L’échange attribué à Habib Beye et Himad Abdelli en dit long sur le climat actuel autour de l’OM. Après le nul très frustrant concédé face à l’OGC Nice, les tensions semblent toujours plus vives dans l’environnement marseillais. Et si cette scène a autant marqué, c’est aussi parce qu’elle s’inscrit dans une période déjà très lourde pour le club phocéen.
Un échange qui résume la tension du moment
Selon les éléments relayés autour de cet épisode, le ton serait monté très vite entre Habib Beye et Himad Abdelli. L’entraîneur marseillais aurait d’abord lancé : « Tu ne peux pas rentrer comme ça, les autres ont tout donné. »
La réponse du joueur aurait été immédiate : « Tu me parles pas comme ça, t’es pas mon père. »
Habib Beye aurait alors repris : « Je parle pour tout le monde, pas que pour toi. »
Avant une dernière réplique très sèche : « Je m’en bats les couilles. »
Pris isolément, cet échange est déjà fort. Mais il prend encore plus de poids quand on le replace dans le contexte actuel de l’Olympique de Marseille, où les nerfs semblent à vif depuis plusieurs semaines.
Un vestiaire marseillais sous très haute tension
Ce face-à-face ne tombe clairement pas de nulle part. En interne, plusieurs signaux montrent depuis quelque temps qu’une vraie nervosité s’est installée dans le groupe marseillais.
Pierre-Emerick Aubameyang, cadre majeur du vestiaire, a récemment laissé éclater sa frustration à l’entraînement avec un geste d’humeur très remarqué. De son côté, Mason Greenwood traîne lui aussi une image de plus en plus problématique, entre retards, comportement pointé du doigt et attitude jugée inquiétante au quotidien.

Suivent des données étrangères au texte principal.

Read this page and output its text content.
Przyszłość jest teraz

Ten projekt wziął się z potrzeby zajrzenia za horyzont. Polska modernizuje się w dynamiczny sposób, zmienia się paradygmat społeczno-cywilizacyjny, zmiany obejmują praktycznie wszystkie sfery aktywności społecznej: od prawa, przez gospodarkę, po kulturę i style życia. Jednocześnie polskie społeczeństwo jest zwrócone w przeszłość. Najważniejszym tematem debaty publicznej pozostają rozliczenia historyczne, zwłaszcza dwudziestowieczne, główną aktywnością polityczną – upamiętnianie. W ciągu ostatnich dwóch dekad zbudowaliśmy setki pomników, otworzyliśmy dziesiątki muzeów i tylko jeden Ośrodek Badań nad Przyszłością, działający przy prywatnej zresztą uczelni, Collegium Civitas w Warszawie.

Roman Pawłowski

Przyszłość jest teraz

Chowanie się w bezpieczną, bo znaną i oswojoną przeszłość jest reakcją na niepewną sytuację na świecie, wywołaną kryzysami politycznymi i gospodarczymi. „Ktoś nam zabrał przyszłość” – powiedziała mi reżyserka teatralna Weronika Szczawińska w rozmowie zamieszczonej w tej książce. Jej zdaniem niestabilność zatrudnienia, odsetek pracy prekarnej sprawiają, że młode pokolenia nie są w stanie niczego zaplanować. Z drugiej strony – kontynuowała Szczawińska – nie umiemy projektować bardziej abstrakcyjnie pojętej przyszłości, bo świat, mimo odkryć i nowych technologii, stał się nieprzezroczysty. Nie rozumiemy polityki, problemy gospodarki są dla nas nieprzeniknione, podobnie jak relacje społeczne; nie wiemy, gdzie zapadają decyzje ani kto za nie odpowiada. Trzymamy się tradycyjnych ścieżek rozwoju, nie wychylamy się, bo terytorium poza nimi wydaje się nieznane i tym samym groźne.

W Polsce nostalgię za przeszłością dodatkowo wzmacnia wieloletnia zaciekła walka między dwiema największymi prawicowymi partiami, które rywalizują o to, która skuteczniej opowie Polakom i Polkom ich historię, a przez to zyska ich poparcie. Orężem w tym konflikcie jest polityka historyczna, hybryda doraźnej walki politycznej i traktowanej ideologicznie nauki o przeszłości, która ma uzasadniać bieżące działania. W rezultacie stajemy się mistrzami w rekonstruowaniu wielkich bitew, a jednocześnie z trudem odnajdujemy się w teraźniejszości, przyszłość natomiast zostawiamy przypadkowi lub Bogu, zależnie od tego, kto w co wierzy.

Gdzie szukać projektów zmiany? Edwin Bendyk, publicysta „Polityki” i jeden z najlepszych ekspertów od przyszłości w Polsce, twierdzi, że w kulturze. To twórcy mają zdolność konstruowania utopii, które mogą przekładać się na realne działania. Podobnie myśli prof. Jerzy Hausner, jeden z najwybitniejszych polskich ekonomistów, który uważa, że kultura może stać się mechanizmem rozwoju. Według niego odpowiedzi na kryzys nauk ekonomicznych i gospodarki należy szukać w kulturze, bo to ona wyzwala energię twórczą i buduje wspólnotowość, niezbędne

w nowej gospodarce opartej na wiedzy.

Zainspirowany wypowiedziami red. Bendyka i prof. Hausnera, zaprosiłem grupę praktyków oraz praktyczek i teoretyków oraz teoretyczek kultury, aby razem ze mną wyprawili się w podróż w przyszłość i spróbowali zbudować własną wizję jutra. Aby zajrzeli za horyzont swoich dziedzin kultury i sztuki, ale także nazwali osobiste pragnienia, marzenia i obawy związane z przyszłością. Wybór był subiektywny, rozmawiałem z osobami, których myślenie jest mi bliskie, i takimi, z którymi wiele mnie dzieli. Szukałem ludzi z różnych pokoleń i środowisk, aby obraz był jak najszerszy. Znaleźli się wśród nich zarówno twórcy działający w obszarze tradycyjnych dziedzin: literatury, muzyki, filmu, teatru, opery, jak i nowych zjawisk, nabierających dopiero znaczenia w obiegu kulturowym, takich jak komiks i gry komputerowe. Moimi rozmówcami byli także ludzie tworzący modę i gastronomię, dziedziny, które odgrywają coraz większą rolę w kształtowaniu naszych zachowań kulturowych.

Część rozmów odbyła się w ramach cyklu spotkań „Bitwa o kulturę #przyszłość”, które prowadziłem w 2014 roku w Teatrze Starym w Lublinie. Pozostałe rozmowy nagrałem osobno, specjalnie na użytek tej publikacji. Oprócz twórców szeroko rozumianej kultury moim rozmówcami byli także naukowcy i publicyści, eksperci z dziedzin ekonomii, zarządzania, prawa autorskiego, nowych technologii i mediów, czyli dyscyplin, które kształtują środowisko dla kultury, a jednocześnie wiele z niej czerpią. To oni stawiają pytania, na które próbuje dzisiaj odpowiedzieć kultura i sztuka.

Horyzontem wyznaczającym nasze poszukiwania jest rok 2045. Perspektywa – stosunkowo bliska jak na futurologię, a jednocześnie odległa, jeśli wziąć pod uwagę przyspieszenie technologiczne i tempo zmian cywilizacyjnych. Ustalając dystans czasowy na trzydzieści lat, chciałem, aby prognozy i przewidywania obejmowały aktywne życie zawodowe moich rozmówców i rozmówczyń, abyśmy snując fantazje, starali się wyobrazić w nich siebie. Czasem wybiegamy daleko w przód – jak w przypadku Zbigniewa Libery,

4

Autrement dit, cet échange entre Habib Beye et Himad Abdelli s’ajoute à une série d’alertes déjà nombreuses. À Marseille, le malaise ne se limite plus seulement aux résultats. Il touche aussi l’ambiance générale, la discipline et la capacité du groupe à rester uni dans le sprint final.
Après le nul contre Nice, cette scène donne donc encore un peu plus l’impression d’un club en tension permanente. Et à l’OM, ce climat devient de plus en plus difficile à ignorer.